Failed Election

The annual general meeting held between Feb. 8 and 10 by the University of Waterloo’s (UW) Federation of Students (FedS) witnessed only a 7.5 per cent voter turnout to elect their new student executive, faculty senate and faculty council positions. The low voter turnout, showing an increase of roughly 100 students from the 2010 election, was just one of the many shortfalls.

Election season was not without controversy, as a satire group calling themselves the Rhino Party slated candidates in many of the electoral races, amusing some and angering others.

The group is the namesake of another infamous political satire group, the Rhinoceros Party, which was active in Canadian politics between the 1960s and 1990s, ridiculing the Canadian political system and the politicians themselves.

The group, led by UW students Ian Charlesworth and Edgar Bering, fielded a full slate of candidates for all of the elected student executive positions, campaigning and taking full part in electoral debates.

Charlesworth, who ran as the Rhino Party’s presidential candidate, maintained that although they were actively involved in campaigning, “the goal was never to win.”

“FedS seems entirely irrelevant to a whole bunch of students,” Charlesworth noted, adding that the Rhino Party’s ultimate goal was to bring attention to student politics and increase voter turnout.

Among the campaign promises offered by the Rhino Party were to provide each undergraduate student with one roller skate to make walking to classes easier and to found a Global Alliance of Student Organizations with all other student government organizations around the world.

Charlesworth did admit that despite all their hard work, voter turnout only increased marginally. “It didn’t work.

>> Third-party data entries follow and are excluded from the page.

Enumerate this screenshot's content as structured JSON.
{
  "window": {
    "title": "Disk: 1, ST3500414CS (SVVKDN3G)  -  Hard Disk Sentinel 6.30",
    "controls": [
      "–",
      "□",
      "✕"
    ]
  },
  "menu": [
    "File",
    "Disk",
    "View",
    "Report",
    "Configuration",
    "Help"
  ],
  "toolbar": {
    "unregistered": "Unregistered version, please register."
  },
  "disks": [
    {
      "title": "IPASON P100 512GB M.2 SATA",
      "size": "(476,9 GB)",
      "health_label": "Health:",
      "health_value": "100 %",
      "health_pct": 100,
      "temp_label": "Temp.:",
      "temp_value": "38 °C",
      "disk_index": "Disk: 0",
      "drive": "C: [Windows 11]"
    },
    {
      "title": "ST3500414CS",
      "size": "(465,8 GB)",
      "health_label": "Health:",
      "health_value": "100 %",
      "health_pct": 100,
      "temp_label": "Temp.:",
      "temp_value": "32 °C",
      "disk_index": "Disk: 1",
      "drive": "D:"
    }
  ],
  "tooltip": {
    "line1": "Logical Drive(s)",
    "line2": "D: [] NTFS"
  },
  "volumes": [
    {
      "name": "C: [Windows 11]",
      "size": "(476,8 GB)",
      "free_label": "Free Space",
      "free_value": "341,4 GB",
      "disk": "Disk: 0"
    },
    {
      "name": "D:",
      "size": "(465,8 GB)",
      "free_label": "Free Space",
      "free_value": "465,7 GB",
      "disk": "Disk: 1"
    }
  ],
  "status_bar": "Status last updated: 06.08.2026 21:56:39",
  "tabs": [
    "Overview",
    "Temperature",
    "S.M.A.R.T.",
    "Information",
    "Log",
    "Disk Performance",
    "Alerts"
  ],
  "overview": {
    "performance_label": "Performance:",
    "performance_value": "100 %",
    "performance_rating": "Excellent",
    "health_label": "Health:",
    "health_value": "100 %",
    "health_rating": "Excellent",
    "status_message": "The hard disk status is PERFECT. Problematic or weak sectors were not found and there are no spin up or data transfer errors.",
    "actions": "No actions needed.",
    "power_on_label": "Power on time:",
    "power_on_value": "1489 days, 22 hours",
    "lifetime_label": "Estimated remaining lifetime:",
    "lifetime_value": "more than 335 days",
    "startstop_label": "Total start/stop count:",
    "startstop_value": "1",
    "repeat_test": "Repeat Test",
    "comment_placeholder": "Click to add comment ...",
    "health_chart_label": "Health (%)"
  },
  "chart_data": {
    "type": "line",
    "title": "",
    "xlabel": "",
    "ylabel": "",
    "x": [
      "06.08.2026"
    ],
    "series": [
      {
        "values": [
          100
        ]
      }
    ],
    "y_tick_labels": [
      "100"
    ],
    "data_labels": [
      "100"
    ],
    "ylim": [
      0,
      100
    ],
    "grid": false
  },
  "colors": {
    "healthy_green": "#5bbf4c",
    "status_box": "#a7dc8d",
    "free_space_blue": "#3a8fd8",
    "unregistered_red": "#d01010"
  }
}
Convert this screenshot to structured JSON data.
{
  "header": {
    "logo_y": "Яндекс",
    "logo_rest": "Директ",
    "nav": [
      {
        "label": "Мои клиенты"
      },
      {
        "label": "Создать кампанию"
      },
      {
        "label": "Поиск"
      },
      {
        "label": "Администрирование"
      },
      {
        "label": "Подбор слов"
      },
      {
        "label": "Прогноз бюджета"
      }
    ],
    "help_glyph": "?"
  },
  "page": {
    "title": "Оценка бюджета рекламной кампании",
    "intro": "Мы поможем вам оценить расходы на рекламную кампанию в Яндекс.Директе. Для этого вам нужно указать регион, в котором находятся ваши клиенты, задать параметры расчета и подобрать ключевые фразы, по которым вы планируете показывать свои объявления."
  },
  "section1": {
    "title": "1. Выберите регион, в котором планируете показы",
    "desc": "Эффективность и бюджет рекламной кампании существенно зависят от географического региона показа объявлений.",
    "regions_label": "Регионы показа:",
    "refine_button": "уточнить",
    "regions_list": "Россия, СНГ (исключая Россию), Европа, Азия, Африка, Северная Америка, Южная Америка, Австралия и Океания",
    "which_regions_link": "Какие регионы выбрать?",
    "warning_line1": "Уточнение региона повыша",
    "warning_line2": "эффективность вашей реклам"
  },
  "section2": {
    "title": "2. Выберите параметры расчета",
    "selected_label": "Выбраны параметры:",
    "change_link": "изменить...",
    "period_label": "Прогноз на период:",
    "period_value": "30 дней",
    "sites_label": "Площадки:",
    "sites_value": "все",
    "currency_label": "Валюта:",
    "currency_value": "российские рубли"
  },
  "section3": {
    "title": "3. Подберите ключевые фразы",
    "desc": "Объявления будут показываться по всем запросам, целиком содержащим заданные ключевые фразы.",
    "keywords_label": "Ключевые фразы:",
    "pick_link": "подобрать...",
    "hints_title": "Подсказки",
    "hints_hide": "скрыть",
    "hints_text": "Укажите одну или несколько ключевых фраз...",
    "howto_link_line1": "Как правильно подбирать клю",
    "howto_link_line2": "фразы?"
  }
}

People still don’t care about the election.”

Niall Wingham, another UW student, caused a stir when he removed several Rhino Party campaign posters on campus, publicly advertising his actions on Facebook.

This was one of two poster-related scandals on campus in the same week; many female candidates also found that anti-feminist posters had been placed on top of their campaign posters.

These posters featured an image of Nobel Prize winner Marie Curie with the text suggesting that the chemist and physicist was “the mother of the nuclear bomb.” This incident was unrelated to Wingham’s activities and is still under investigation. 

Reflecting on the election process, Wingham agreed, “There are a lot of problems with the system.” Yet he did assert that satire is better suited in the media and that the way the party conducted themselves was “disrespectful to the student government.” Nevertheless, he calls the members of the Rhino Party “good people.”

Wingham has been arrested and charged with vandalism.

Regarding whether or not he would have removed the posters knowing the trouble it would cause him, Wingham expressed no remorse.  “The fact is I don’t feel a lot of regret and even if I wanted to lie about it, it would be difficult to lie about.”

More controversy arose when Jordan Lui, a candidate for engineering senate, received a financial penalty from the FedS election committee for pressing “like” from his personal Facebook account on a post made by Wingham detailing plans to remove the Rhino Party’s posters.

While Lui maintained in his unsuccessful appeal that he did not necessarily support Wingham’s actions, he admitted that he did not believe the Rhino Party’s methods were appropriate.

“They’re trying to take advantage,” Lui asserted, adding that many students were annoyed that the Rhino Party was wasting student money in yielding non-serious candidates who fully utilized their student-funded campaign budgets.

Matt Colphon, who won the presidential election with 1,425 votes, agreed that student apathy has been a problem at the university.  “We’ve had a problem with voter turnout at Waterloo… [the Rhino Party’s method] was certainly an interesting way to get people interested.”

While calling the party’s methods “extreme,” Colphon praised the party for asking appropriate questions and challenging the status quo, noting that “they certainly did their research.”

Charlesworth remarked that he would not be resurrecting the Rhino Party in next year’s election, as the party’s ultimate goal of significantly increasing voter turnout failed.

“It’s not that [students] don’t care,” he said. “It’s that they don’t want to care.”